For a long time he had hoped that others of his kind would come and find him, save him from this humiliation. But they would not relieve his hunger, he knew. They would not share their food with him. He had become that old man and he had committed sin. He could not remember the reason he had fought the larger male - times had become hard and prey scarce, and the other male had failed the tribe. It had occured to him later that the older male might have been his father.

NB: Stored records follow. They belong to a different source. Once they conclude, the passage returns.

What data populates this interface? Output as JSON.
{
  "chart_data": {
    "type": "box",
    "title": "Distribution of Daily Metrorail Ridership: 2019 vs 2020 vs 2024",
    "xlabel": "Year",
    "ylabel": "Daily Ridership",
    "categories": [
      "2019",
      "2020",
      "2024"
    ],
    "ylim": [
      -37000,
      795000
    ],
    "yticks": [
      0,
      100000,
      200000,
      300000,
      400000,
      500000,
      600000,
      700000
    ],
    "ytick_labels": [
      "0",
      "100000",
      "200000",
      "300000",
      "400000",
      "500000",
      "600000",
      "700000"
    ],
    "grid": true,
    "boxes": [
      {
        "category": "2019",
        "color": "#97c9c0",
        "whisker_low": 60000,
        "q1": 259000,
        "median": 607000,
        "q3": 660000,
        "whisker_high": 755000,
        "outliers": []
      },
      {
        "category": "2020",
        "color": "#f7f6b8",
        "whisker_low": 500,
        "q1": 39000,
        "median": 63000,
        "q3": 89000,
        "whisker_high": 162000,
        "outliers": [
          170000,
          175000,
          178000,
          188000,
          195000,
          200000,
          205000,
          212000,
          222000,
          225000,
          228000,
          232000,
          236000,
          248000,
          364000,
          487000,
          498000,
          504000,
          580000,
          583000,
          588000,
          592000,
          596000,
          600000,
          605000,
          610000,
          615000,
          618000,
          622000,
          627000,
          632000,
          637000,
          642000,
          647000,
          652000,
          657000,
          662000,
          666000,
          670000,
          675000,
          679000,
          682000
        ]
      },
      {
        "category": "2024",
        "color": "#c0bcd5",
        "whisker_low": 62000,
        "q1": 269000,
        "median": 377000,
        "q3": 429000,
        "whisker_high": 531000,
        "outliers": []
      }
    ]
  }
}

The old man remembered the onlookers, faces blurred and shifting, watching as he pummelled the larger male to the floor and put his hand in the other's skull and moved his fingers until there was no life in there anymore. But he had done no better, and his people had grown thinner and thinner and left him, one by one, to find richer hunting grounds elsewhere. Now he was alone. And as the years went by in the metal cell, he began to think an awful thought - I am the last.

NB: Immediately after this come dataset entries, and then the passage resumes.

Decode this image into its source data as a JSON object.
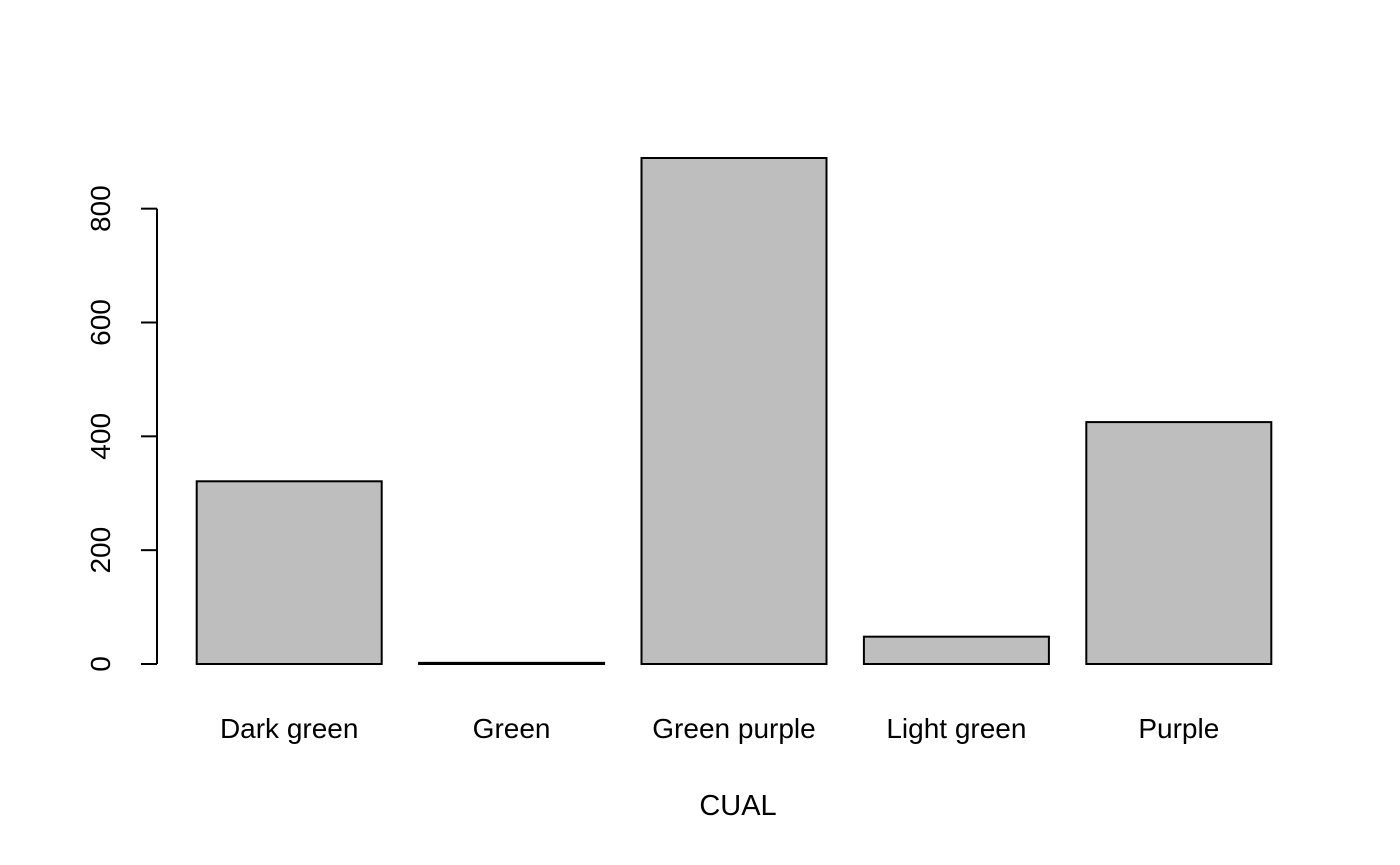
{
  "chart_data": {
    "type": "bar",
    "title": "",
    "xlabel": "CUAL",
    "ylabel": "",
    "categories": [
      "Dark green",
      "Green",
      "Green purple",
      "Light green",
      "Purple"
    ],
    "values": [
      321,
      2,
      889,
      48,
      425
    ],
    "ylim": [
      0,
      889
    ],
    "yticks": [
      0,
      200,
      400,
      600,
      800
    ],
    "ytick_labels": [
      "0",
      "200",
      "400",
      "600",
      "800"
    ],
    "bar_fill": "#bebebe",
    "bar_stroke": "#000000",
    "grid": false,
    "legend": "none"
  }
}
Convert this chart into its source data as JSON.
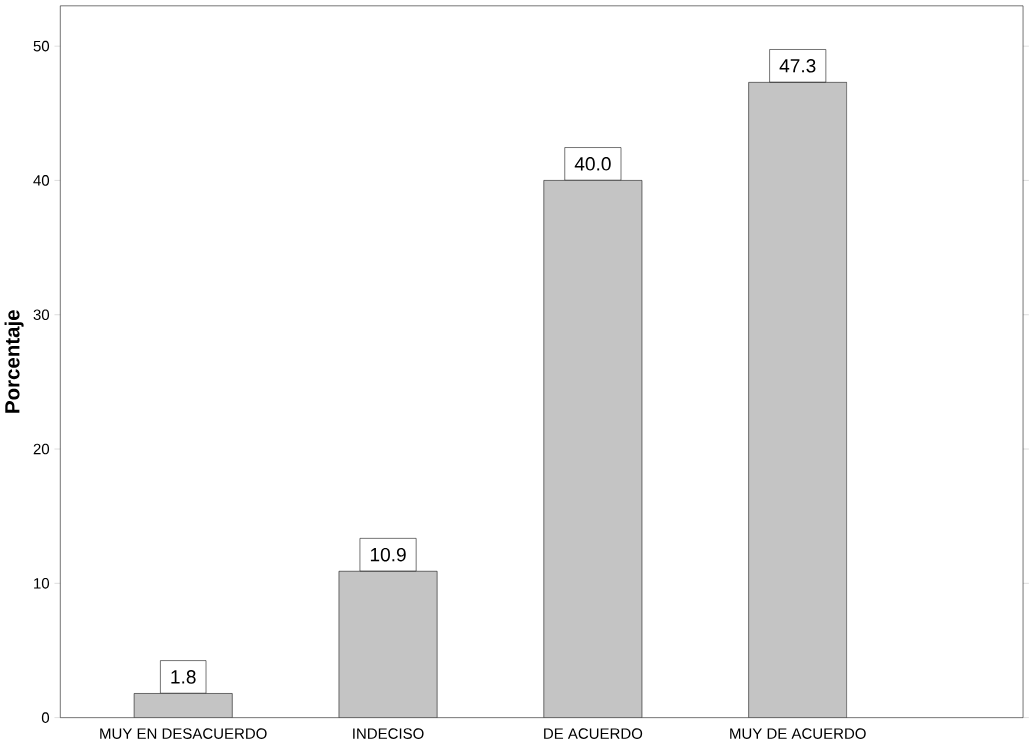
{
  "chart_data": {
    "type": "bar",
    "ylabel": "Porcentaje",
    "categories": [
      "MUY EN DESACUERDO",
      "INDECISO",
      "DE ACUERDO",
      "MUY DE ACUERDO"
    ],
    "values": [
      1.8,
      10.9,
      40.0,
      47.3
    ],
    "value_labels": [
      "1.8",
      "10.9",
      "40.0",
      "47.3"
    ],
    "color": "#c4c4c4",
    "ylim": [
      0,
      53
    ],
    "yticks": [
      0,
      10,
      20,
      30,
      40,
      50
    ],
    "grid": false
  }
}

Once, these bewildering creatures in white coats would not have confused him. His mind would have been clean and sharp and he would have navigated the horrible labyrinth outside his cell.

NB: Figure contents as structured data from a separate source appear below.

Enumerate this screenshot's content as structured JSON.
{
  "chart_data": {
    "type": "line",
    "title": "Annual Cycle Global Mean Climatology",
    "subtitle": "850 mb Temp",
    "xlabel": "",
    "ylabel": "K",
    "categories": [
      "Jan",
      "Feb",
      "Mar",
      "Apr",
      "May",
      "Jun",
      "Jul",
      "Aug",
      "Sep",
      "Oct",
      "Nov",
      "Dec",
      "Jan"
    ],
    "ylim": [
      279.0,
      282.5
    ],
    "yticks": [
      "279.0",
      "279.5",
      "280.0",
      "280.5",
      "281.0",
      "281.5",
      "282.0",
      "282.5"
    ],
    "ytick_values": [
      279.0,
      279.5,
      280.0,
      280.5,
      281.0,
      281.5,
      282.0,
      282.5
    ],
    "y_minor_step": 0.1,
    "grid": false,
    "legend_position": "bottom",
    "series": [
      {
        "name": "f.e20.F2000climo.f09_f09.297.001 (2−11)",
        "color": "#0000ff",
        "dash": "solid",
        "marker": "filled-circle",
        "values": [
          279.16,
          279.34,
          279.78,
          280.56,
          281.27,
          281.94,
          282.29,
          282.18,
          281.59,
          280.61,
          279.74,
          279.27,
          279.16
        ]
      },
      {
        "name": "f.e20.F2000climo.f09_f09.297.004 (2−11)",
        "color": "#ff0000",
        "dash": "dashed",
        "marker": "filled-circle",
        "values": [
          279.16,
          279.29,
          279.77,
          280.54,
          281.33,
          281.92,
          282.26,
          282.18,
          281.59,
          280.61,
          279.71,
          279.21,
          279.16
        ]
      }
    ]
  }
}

Once but not now. Now he wandered alone in the crumbling steel darkness, the pain from his stomach overwhelming what was left of him.

I have lost everything, he thought. I have lost everything!

He twitched as he realised that in his distress he had drifted further from his cell than he ever had before - those decayed corridors of mind fell behind him and he found himself in what he thought was the waking world, but nothing like the maze he had perceived before. Here the air was so fresh his old lungs exhaled suddenly as though he had been submerged in ice. He was in a small, tunnel-like space, like the burrows of foxes or badgers but hard-cornered and metal in the fashion of the prey.

Below him were slats of light, and he realised dimly that through them he could see the world of the white coats, clean and clinical. But there was something wrong. Red lights were wheeling back and forth, hypnotically. The white coats were running; rushing away to be replaced by others with blue hard hats and determined expressions.

Then, he smelled it, the scent of injured prey, so rich, so replete in memory but so harrowingly distant that he wondered if he had imagined it, like so much else. But no, there it was again. The old man stirred long black limbs and raised himself up as far as he could, his ragged nostrils sucking in the fresh, cold air. And his ears, dulled as they were, picked up that long-forgotten cry, the gibbering assemblage of syllables, almost human, as the prey called out in pain and fear.

The dribble came thickly down his withered chin, and dry old eyes moistened again as he remembered marrow, and blood soaking into pink, juicy meat, just like it had been in the old days. No doubt the white coats would take this morsel from him as they had taken it away before. He didn't care; there was not enough left of the old man to care. He could only move, down through the slats, towards the light.